Good question. The key is that Gerring's paper ADJUSTED FOR DEMOCRACY. So it really means that "parliaments are better when they successfully become democracies", not "parliaments are better in general". This is a big stupid on Gerring's part. I just noticed it and am mad. Anyway-
South Sudan becoming a democracy was very hard due to the proto-state institutions before independence. Ethno-nationalist patrimonial warlord autocracies dominated pre-independence South Sudan and had effectively won their independence in a long and bloody civil war. And there were two warlordships of similar power and ethnic bases (and polygamy). Describing the main factions can get long and complicated and I could easily make a mistake. I'll just talk about three groups, the majority SPLM faction (mostly Dinka), the minority SPLM faction (mostly Nuer) and the International Community. I'm not an expert, so consider this a guess.
For the head of the majority faction (Salva Kiir) presidentialism is good because it concentrates power and patronage opportunities in his hands. He wants the presidency to have strong independence from the legislature. Remember the legislature is full of his lackeys. Being subservient to 300 lackeys makes corruption hard; capable people sneak in and bribes are more expensive (See Bueno De Mesquita, selectorate theory).
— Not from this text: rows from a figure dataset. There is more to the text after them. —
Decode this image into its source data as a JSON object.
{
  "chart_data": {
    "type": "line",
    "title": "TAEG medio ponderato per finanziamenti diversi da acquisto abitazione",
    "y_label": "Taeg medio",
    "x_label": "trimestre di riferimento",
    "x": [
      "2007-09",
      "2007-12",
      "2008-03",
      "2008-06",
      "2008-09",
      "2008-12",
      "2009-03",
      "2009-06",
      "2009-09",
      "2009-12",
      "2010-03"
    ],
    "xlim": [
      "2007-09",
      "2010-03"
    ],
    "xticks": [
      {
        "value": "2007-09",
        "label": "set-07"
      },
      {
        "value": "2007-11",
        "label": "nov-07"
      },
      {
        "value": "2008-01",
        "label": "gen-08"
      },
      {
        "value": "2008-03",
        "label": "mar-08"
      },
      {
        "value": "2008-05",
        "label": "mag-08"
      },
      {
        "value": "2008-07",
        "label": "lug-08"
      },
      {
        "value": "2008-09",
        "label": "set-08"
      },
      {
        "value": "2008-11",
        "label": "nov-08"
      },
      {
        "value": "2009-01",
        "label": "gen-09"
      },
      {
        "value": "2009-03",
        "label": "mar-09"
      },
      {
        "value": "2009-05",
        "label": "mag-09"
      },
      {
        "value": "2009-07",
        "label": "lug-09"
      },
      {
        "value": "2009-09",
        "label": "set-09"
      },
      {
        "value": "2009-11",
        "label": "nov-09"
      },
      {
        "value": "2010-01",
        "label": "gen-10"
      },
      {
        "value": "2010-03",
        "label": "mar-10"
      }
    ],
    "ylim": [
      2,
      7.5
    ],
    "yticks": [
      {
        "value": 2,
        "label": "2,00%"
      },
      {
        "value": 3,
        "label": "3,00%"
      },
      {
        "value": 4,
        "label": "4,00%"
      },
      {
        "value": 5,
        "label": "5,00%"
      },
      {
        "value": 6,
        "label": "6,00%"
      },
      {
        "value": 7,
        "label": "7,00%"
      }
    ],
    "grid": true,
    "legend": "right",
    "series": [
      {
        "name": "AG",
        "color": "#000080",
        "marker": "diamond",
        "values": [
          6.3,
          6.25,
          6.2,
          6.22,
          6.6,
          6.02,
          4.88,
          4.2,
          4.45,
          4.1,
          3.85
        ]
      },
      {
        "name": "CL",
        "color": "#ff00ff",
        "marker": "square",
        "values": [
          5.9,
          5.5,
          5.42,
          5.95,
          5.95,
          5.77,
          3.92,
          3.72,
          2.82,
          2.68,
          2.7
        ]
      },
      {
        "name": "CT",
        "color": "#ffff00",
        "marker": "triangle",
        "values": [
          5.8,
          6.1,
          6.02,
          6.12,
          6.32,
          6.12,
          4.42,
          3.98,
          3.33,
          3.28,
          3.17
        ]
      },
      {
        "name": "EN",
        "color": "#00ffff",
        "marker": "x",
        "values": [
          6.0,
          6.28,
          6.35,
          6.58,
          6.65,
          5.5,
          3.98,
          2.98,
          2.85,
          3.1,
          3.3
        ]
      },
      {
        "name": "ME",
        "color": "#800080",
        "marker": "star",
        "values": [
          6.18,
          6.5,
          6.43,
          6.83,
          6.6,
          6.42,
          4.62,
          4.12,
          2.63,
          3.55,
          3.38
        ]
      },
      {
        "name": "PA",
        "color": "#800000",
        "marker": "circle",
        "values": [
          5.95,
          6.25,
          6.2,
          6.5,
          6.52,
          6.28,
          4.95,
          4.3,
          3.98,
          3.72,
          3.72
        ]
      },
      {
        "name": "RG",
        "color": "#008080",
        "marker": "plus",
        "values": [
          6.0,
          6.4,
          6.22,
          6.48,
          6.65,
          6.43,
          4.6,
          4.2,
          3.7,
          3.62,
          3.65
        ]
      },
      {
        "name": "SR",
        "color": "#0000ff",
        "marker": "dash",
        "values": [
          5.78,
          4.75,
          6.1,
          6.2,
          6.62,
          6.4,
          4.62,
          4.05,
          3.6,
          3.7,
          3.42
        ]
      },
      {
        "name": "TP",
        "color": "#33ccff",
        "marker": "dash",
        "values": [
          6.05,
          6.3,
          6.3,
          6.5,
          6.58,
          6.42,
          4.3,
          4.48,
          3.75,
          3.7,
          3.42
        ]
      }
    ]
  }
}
This is the main reason, IMO.
For the head of the minority faction (Riek Machar), presidentialism also sounds nice because the upper house represented provincial governments. So the Nuer-dominated provinces have institutionalized power, maybe a veto. Note that war broke out a few months after Salva Kiir fired his ministers to consolidate power.
For the international community, the main thing is making sure that the government splits the money fairly. They know that state capacity will be tiny. In practice, they will be providing the services. But as long as the majority and minority faction are sharing the windfalls into their respective pyramid schemes fairly, a civil war might not happen. The massive corruption must seem fair to each warlord. Presidentialism should make this easier as well (checks and balances, multiple state actors with their own mandate).
If these actors were maximizing the quality of the health ministry in 20 years, Gerring would have been relevant. But none of them were.